P-8 Poseidon Joins Search For Missing Malaysian Plane, But Is It In The Right Place?

The P-8 Poseidon was designed by Boeing for anti-submarine and surface warfare, but its current mission is to try to find any signs of the missing Malaysian Airlines flight.

The aircraft was developed from the Boeing 737-800ERX, and each plane costs over $200 million.

The Poseidon has been searching for days now, primarily in an area of the Indian Ocean, which, according to statements from the Australian Prime Minister today, is the most likely area in which the plane could have crashed.

So far, despite the wealth of sophisticated detection equipment on board, nothing connected to the Malaysian plane has been found.

There have been numerous false sightings which have raised hopes, only to have them dashed when the ” debris” turned out to be a small freighter and two pods of dolphins.

The current shift of nine hours in the air followed the report that a satellite had detected what could have been wreckage from the missing plane.

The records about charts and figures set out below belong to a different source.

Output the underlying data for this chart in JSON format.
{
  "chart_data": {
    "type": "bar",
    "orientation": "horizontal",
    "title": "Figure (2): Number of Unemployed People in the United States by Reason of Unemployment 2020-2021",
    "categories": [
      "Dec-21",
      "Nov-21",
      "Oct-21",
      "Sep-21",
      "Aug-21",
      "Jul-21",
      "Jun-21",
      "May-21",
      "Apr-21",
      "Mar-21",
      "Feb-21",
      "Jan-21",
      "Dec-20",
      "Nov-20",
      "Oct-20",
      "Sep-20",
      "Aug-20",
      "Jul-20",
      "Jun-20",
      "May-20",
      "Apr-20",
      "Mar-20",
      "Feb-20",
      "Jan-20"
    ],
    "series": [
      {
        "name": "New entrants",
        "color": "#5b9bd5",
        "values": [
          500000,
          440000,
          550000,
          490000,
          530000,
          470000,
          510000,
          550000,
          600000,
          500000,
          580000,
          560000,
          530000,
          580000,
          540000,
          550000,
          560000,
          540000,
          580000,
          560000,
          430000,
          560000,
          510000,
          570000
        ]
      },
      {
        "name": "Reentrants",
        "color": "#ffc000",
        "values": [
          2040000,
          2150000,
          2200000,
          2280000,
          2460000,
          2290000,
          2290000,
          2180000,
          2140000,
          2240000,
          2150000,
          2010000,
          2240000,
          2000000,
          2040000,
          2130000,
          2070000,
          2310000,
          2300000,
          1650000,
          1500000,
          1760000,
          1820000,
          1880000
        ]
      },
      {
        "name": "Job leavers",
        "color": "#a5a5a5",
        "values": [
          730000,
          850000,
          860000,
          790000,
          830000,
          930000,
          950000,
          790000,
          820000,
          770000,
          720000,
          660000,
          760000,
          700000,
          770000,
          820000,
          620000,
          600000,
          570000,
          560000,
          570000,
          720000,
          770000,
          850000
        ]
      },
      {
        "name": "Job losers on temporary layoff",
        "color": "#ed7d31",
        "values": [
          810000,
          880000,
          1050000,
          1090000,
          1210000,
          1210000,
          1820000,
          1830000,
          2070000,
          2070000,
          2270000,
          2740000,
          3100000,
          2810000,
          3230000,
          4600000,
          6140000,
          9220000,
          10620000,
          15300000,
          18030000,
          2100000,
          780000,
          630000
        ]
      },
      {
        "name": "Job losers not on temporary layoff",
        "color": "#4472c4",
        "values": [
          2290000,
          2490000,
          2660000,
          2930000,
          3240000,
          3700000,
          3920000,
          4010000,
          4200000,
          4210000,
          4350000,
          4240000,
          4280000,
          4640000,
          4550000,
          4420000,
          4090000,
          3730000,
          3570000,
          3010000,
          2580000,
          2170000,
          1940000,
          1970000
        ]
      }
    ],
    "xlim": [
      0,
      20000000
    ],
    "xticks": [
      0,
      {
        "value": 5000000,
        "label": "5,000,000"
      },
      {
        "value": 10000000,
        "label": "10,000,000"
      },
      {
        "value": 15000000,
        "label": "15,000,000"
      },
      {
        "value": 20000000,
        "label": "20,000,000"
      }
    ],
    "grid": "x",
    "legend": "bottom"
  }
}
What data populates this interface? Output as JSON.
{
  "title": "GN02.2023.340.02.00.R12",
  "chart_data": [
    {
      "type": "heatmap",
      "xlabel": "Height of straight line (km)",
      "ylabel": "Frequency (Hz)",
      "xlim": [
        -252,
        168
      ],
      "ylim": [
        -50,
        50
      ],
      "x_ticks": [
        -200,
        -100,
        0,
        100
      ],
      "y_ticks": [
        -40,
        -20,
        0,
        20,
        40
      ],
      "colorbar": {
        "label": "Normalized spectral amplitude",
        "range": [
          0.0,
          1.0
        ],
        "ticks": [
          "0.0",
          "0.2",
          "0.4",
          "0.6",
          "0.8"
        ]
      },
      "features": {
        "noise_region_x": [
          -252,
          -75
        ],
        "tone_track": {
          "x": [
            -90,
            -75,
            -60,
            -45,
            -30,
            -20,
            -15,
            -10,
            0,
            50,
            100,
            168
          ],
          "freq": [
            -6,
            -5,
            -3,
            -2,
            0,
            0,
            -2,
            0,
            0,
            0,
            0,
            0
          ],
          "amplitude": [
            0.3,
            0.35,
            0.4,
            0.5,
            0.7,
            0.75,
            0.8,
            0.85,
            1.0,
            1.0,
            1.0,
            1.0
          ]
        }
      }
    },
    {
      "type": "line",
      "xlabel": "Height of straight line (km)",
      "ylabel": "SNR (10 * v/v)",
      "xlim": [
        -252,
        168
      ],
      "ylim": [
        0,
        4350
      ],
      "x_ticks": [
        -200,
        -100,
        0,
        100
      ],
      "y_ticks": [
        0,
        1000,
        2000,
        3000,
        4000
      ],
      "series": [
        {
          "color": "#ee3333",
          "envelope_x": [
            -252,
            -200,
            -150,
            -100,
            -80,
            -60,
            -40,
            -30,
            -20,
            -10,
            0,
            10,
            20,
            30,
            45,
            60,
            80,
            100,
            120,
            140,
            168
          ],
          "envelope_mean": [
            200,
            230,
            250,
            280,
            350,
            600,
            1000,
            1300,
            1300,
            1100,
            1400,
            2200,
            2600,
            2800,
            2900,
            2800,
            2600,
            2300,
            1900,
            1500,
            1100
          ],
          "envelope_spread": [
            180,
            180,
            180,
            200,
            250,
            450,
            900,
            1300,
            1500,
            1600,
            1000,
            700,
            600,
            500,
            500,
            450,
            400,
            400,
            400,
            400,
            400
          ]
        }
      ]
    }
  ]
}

The fact that an aircraft as sophisticated as the P-8 Poseidon has been called into service is an indication of just how difficult the search has proven to be.

As evidence of the sensitivity of the U.S. Military to any information being published about what the Poseidon actually carries on board, it would not permit cameras to be carried by reporters allowed on the flight.

While en route to the intended search area, the plane was diverted because of reports of possible debris in the water. The Poseidon was able to descend below the clouds to a height of some 300 feet above sea level, and use its radar and other systems to scan an area 16 miles wide on either side of the plane.

The Poseidon carries enough fuel to scan for three hours and cover 4,100 square miles before having to fly the three hours back to its base north of Perth, Australia.

Lt. Commander Adam Schantz, the officer in charge, has worked with very little sleep over the past week. He pointed out that winds and ocean currents caused any debris to drift far away from their original location.

He told ABC News, who had a reporter on board, “Now we use the drift analysis to figure out where it was.”

In spite of the daily disappointments, Schantz says his crew is not discouraged: “We’re all excited to find it… but we know we did some good today. We eliminated the area and we move on to the next area tomorrow and we keep trying. We keep our hopes up… More searching tomorrow.”

The P-8 Poseidon takes its name from the mythical Greek God of the Sea. Hopefully, it will prove to be a good omen.